A.M. Best Co. announced that it has affirmed the financial strength rating of “A+” (Superior) of Spanish funeral and household insurer Ocaso, S.A. Seguros y Reaseguros with a stable outlook.

“The rating reflects the company’s excellent business profile, excellent and stable operating performance and resilient risk-based capitalisation,” said Best. “The main offsetting factor is the company’s limited international presence.”

The company is a leader in the Spanish market and “benefits from its strong brand and strong distribution network,” said Best. “It is successfully managing increasing competition in these sectors, while gradually expanding into the domestic traditional life business and internationally into the U.K. household sector. To date, both lines of business have shown a high, but sustainable, growth rate.”

The rating agency also noted that “Ocaso’s cautious underwriting philosophy and expense control has consistently led to positive non-life technical results with a combined ratio remaining stable at just below 90 percent. Total net profits for 2003 increased significantly, reaching 31.7 million euros ($38.36 million),” compared to 9.9 million euros ($12 million) in 2002, mainly driven by recovering stock markets and mitigated by the new business strain of the life business.”

Best said it “expects this to be gradually reduced as the life business matures and releases the profits embedded into technical reserves. Prospectively, technical results from the non-life business are likely to offset any potential negative impact from life business growth and adverse movements in financial markets.”

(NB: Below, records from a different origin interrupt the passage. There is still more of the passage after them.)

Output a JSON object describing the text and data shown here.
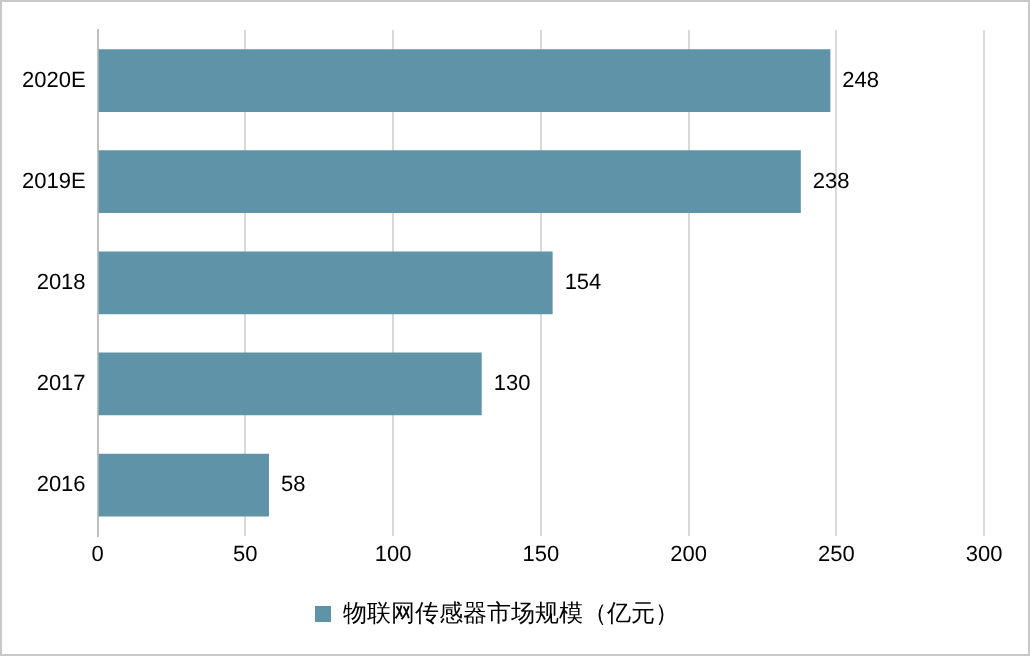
{
  "chart_data": {
    "type": "bar",
    "orientation": "horizontal",
    "categories": [
      "2020E",
      "2019E",
      "2018",
      "2017",
      "2016"
    ],
    "series": [
      {
        "name": "物联网传感器市场规模（亿元）",
        "color": "#5f93a8",
        "values": [
          248,
          238,
          154,
          130,
          58
        ]
      }
    ],
    "xlim": [
      0,
      300
    ],
    "xticks": [
      0,
      50,
      100,
      150,
      200,
      250,
      300
    ],
    "grid": "x",
    "legend": "bottom",
    "data_labels": true
  }
}
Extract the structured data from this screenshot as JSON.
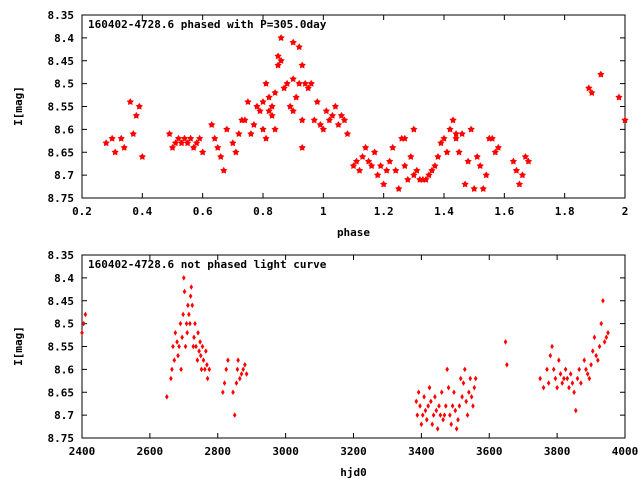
{
  "chart_data": [
    {
      "type": "scatter",
      "title": "160402-4728.6 phased with P=305.0day",
      "xlabel": "phase",
      "ylabel": "I[mag]",
      "xlim": [
        0.2,
        2.0
      ],
      "ylim": [
        8.75,
        8.35
      ],
      "y_inverted": true,
      "xticks": [
        "0.2",
        "0.4",
        "0.6",
        "0.8",
        "1",
        "1.2",
        "1.4",
        "1.6",
        "1.8",
        "2"
      ],
      "yticks": [
        "8.35",
        "8.4",
        "8.45",
        "8.5",
        "8.55",
        "8.6",
        "8.65",
        "8.7",
        "8.75"
      ],
      "marker": "filled-star",
      "color": "#ff0000",
      "series": [
        {
          "x": [
            0.28,
            0.3,
            0.31,
            0.33,
            0.34,
            0.36,
            0.37,
            0.38,
            0.39,
            0.4,
            0.49,
            0.5,
            0.51,
            0.52,
            0.53,
            0.54,
            0.55,
            0.56,
            0.57,
            0.58,
            0.59,
            0.6,
            0.63,
            0.64,
            0.65,
            0.66,
            0.67,
            0.68,
            0.7,
            0.71,
            0.72,
            0.73,
            0.74,
            0.75,
            0.76,
            0.77,
            0.78,
            0.79,
            0.8,
            0.8,
            0.81,
            0.81,
            0.82,
            0.82,
            0.83,
            0.83,
            0.84,
            0.84,
            0.85,
            0.86,
            0.87,
            0.88,
            0.89,
            0.9,
            0.9,
            0.91,
            0.92,
            0.92,
            0.93,
            0.93,
            0.94,
            0.95,
            0.96,
            0.97,
            0.98,
            0.99,
            1.0,
            1.01,
            1.02,
            1.03,
            1.04,
            1.05,
            1.06,
            1.07,
            1.08,
            1.1,
            1.11,
            1.12,
            1.13,
            1.14,
            1.15,
            1.16,
            1.17,
            1.18,
            1.19,
            1.2,
            1.21,
            1.22,
            1.23,
            1.24,
            1.25,
            1.26,
            1.27,
            1.28,
            1.29,
            1.3,
            1.31,
            1.32,
            1.33,
            1.34,
            1.35,
            1.36,
            1.37,
            1.38,
            1.39,
            1.4,
            1.41,
            1.42,
            1.43,
            1.44,
            1.45,
            1.46,
            1.47,
            1.48,
            1.49,
            1.5,
            1.51,
            1.52,
            1.53,
            1.54,
            1.55,
            1.56,
            1.57,
            1.58,
            1.63,
            1.64,
            1.65,
            1.66,
            1.67,
            1.68,
            1.88,
            1.89,
            1.92,
            1.98,
            2.0,
            0.93,
            0.85,
            0.9,
            0.86,
            1.27,
            1.3,
            1.44
          ],
          "y": [
            8.63,
            8.62,
            8.65,
            8.62,
            8.64,
            8.54,
            8.61,
            8.57,
            8.55,
            8.66,
            8.61,
            8.64,
            8.63,
            8.62,
            8.63,
            8.62,
            8.63,
            8.62,
            8.64,
            8.63,
            8.62,
            8.65,
            8.59,
            8.62,
            8.64,
            8.66,
            8.69,
            8.6,
            8.63,
            8.65,
            8.61,
            8.58,
            8.58,
            8.54,
            8.61,
            8.59,
            8.55,
            8.56,
            8.6,
            8.54,
            8.5,
            8.62,
            8.56,
            8.53,
            8.55,
            8.57,
            8.52,
            8.6,
            8.46,
            8.4,
            8.51,
            8.5,
            8.55,
            8.49,
            8.56,
            8.53,
            8.42,
            8.5,
            8.46,
            8.64,
            8.5,
            8.51,
            8.5,
            8.58,
            8.54,
            8.59,
            8.6,
            8.56,
            8.58,
            8.57,
            8.55,
            8.59,
            8.57,
            8.58,
            8.61,
            8.68,
            8.67,
            8.69,
            8.66,
            8.64,
            8.67,
            8.68,
            8.65,
            8.7,
            8.68,
            8.72,
            8.69,
            8.67,
            8.64,
            8.69,
            8.73,
            8.62,
            8.68,
            8.71,
            8.66,
            8.7,
            8.69,
            8.71,
            8.71,
            8.71,
            8.7,
            8.69,
            8.68,
            8.66,
            8.63,
            8.62,
            8.65,
            8.6,
            8.58,
            8.62,
            8.65,
            8.61,
            8.72,
            8.67,
            8.6,
            8.73,
            8.66,
            8.68,
            8.73,
            8.7,
            8.62,
            8.62,
            8.65,
            8.64,
            8.67,
            8.69,
            8.72,
            8.7,
            8.66,
            8.67,
            8.51,
            8.52,
            8.48,
            8.53,
            8.58,
            8.58,
            8.44,
            8.41,
            8.45,
            8.62,
            8.6,
            8.61
          ],
          "name": ""
        }
      ]
    },
    {
      "type": "scatter",
      "title": "160402-4728.6 not phased light curve",
      "xlabel": "hjd0",
      "ylabel": "I[mag]",
      "xlim": [
        2400,
        4000
      ],
      "ylim": [
        8.75,
        8.35
      ],
      "y_inverted": true,
      "xticks": [
        "2400",
        "2600",
        "2800",
        "3000",
        "3200",
        "3400",
        "3600",
        "3800",
        "4000"
      ],
      "yticks": [
        "8.35",
        "8.4",
        "8.45",
        "8.5",
        "8.55",
        "8.6",
        "8.65",
        "8.7",
        "8.75"
      ],
      "marker": "small-diamond",
      "color": "#ff0000",
      "series": [
        {
          "x": [
            2400,
            2405,
            2410,
            2650,
            2662,
            2665,
            2668,
            2672,
            2675,
            2680,
            2683,
            2686,
            2690,
            2692,
            2695,
            2698,
            2700,
            2702,
            2705,
            2708,
            2710,
            2712,
            2715,
            2718,
            2720,
            2722,
            2725,
            2728,
            2730,
            2733,
            2736,
            2740,
            2742,
            2745,
            2748,
            2750,
            2752,
            2755,
            2758,
            2762,
            2765,
            2768,
            2770,
            2775,
            2815,
            2820,
            2825,
            2830,
            2845,
            2850,
            2855,
            2858,
            2860,
            2865,
            2870,
            2875,
            2880,
            2885,
            3385,
            3388,
            3392,
            3396,
            3400,
            3404,
            3408,
            3412,
            3416,
            3420,
            3424,
            3428,
            3432,
            3436,
            3440,
            3444,
            3448,
            3452,
            3456,
            3460,
            3464,
            3468,
            3472,
            3476,
            3480,
            3484,
            3488,
            3492,
            3496,
            3500,
            3504,
            3508,
            3512,
            3516,
            3520,
            3524,
            3528,
            3532,
            3536,
            3540,
            3544,
            3548,
            3552,
            3556,
            3560,
            3648,
            3652,
            3750,
            3760,
            3770,
            3775,
            3780,
            3785,
            3790,
            3795,
            3800,
            3805,
            3810,
            3815,
            3820,
            3825,
            3830,
            3835,
            3840,
            3845,
            3850,
            3855,
            3860,
            3865,
            3870,
            3880,
            3885,
            3890,
            3895,
            3900,
            3905,
            3910,
            3915,
            3920,
            3925,
            3930,
            3935,
            3940,
            3945,
            3950
          ],
          "y": [
            8.52,
            8.5,
            8.48,
            8.66,
            8.62,
            8.6,
            8.55,
            8.58,
            8.52,
            8.54,
            8.57,
            8.55,
            8.5,
            8.6,
            8.53,
            8.48,
            8.4,
            8.43,
            8.55,
            8.5,
            8.52,
            8.46,
            8.48,
            8.5,
            8.44,
            8.42,
            8.46,
            8.55,
            8.53,
            8.5,
            8.55,
            8.58,
            8.52,
            8.56,
            8.54,
            8.57,
            8.6,
            8.55,
            8.58,
            8.6,
            8.56,
            8.59,
            8.62,
            8.6,
            8.65,
            8.63,
            8.6,
            8.58,
            8.65,
            8.7,
            8.63,
            8.6,
            8.58,
            8.62,
            8.61,
            8.6,
            8.59,
            8.61,
            8.67,
            8.7,
            8.65,
            8.68,
            8.72,
            8.7,
            8.66,
            8.69,
            8.71,
            8.68,
            8.64,
            8.67,
            8.72,
            8.7,
            8.66,
            8.69,
            8.73,
            8.68,
            8.7,
            8.65,
            8.71,
            8.7,
            8.68,
            8.6,
            8.64,
            8.7,
            8.72,
            8.68,
            8.65,
            8.69,
            8.73,
            8.71,
            8.68,
            8.62,
            8.66,
            8.63,
            8.6,
            8.67,
            8.7,
            8.65,
            8.62,
            8.66,
            8.68,
            8.64,
            8.62,
            8.54,
            8.59,
            8.62,
            8.64,
            8.6,
            8.63,
            8.57,
            8.55,
            8.6,
            8.62,
            8.64,
            8.58,
            8.61,
            8.63,
            8.62,
            8.6,
            8.62,
            8.64,
            8.61,
            8.63,
            8.65,
            8.69,
            8.62,
            8.6,
            8.63,
            8.58,
            8.6,
            8.61,
            8.62,
            8.59,
            8.56,
            8.53,
            8.57,
            8.58,
            8.55,
            8.5,
            8.45,
            8.54,
            8.53,
            8.52
          ],
          "name": ""
        }
      ]
    }
  ]
}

It also noted that the company’s risk-based capitalization “remains superior, factoring a significant increase for life technical reserves in line with new business in 2003. Ocaso retains a strong ability to cover the stringent cumulative reserving requirements from the local regulator with regard to old funeral expense business. Moreover, its business strategy places strong emphasis on new non-capital intensive products, frequent re-pricing, low guarantees and the gradual transfer of old policies into new designs.”